Die Versorgungskette des Schlaganfallpatienten ende nicht mit der Entlassung aus der Reha-Klinik, sondern setze sich im ambulanten Sektor fort, betonte der Allgemeinmediziner Dr. Wolfgang Pilz aus Ockstadt, und zwar in enger Kooperation mit der Nachsorgesprechstunde in der Neurologischen Praxis am Hochwald. Dort sähen Fachärzte der Friedberger Stroke Unit ihre Patienten mehrere Wochen nach Entlassung wieder, um gemeinsam mit den Hausärzten die Weiterbehandlung sicherzustellen. Dabei gelte es, Diagnosen nochmals zu überprüfen, ergänzende Untersuchungen wie Langzeit-EKGs zu veranlassen, die Wirksamkeit und Verträglichkeit der verordneten Medikamente und Physiotherapie zu kontrollieren und nach typischen Folgeerkrankungen wie der Schlaganfalldepression zu fahnden.

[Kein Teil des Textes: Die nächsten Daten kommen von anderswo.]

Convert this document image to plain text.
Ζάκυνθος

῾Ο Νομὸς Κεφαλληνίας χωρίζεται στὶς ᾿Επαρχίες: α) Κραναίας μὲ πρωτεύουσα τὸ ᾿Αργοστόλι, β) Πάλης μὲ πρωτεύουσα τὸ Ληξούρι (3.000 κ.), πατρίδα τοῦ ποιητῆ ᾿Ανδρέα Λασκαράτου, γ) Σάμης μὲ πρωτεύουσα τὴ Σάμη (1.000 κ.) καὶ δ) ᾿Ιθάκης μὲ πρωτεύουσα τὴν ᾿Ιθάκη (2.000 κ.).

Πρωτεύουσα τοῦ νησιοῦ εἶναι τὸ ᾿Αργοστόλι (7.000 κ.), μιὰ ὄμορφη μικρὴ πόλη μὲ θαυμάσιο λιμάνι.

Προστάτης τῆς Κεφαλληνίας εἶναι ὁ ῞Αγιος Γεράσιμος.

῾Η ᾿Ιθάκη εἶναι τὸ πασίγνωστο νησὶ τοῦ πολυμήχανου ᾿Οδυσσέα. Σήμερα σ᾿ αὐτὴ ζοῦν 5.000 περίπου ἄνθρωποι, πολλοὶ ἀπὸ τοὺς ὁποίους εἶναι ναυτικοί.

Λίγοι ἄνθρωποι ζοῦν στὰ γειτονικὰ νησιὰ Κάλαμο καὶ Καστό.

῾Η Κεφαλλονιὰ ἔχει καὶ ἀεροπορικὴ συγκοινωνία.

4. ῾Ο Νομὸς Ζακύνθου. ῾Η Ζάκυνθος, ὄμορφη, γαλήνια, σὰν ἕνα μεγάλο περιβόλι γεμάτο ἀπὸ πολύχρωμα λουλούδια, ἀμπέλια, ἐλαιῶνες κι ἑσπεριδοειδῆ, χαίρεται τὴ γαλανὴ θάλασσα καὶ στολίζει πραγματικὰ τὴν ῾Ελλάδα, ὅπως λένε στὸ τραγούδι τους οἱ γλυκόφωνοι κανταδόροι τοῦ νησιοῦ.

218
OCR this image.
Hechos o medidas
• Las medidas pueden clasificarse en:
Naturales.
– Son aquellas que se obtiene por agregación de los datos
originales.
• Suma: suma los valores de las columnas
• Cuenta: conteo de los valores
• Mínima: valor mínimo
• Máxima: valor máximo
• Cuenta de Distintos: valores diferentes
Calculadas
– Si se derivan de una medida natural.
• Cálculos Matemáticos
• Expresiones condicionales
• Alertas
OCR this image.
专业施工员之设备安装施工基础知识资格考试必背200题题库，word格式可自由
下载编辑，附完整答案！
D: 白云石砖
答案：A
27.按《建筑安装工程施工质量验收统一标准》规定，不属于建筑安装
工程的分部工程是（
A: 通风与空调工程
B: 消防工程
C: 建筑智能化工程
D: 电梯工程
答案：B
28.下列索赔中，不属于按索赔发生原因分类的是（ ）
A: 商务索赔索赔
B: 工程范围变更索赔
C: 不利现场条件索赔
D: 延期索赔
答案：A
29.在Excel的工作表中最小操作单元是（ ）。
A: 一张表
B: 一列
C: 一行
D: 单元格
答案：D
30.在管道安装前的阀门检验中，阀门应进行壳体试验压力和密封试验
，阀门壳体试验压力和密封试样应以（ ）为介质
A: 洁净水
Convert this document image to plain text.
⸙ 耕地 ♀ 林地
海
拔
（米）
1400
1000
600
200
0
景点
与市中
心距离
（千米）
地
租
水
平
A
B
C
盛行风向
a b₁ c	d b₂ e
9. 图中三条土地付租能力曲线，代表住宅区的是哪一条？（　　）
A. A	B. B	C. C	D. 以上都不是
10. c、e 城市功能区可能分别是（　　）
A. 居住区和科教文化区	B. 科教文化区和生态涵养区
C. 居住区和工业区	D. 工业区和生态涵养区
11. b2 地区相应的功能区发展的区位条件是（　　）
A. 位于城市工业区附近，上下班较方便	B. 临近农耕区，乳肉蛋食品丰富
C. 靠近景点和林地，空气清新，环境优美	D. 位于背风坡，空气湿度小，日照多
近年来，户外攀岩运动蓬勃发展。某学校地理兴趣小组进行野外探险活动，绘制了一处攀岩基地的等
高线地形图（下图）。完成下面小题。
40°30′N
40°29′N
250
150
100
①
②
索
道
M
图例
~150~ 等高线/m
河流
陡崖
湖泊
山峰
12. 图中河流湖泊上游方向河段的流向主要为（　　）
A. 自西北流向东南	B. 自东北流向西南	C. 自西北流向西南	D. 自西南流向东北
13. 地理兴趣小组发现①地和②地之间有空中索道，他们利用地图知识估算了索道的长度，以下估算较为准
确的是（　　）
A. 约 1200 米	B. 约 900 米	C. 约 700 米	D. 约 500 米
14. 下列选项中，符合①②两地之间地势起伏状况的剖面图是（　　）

Zwischen und nach den Fachvorträgen gab es einen angeregten Austausch zwischen allen an der Wetterauer Schlaganfallrettungskette beteiligten Ärzten. Kleinere Probleme, wie die unzureichende Bekanntheit der Notfallnummer des Arzt-zu-Arzt-Telefons der Stroke Unit, konnten direkt behoben werden. Konsens herrschte darüber, dass die Aufklärung der Bevölkerung über die Warnzeichen des Schlaganfalls verbessert werden müsse.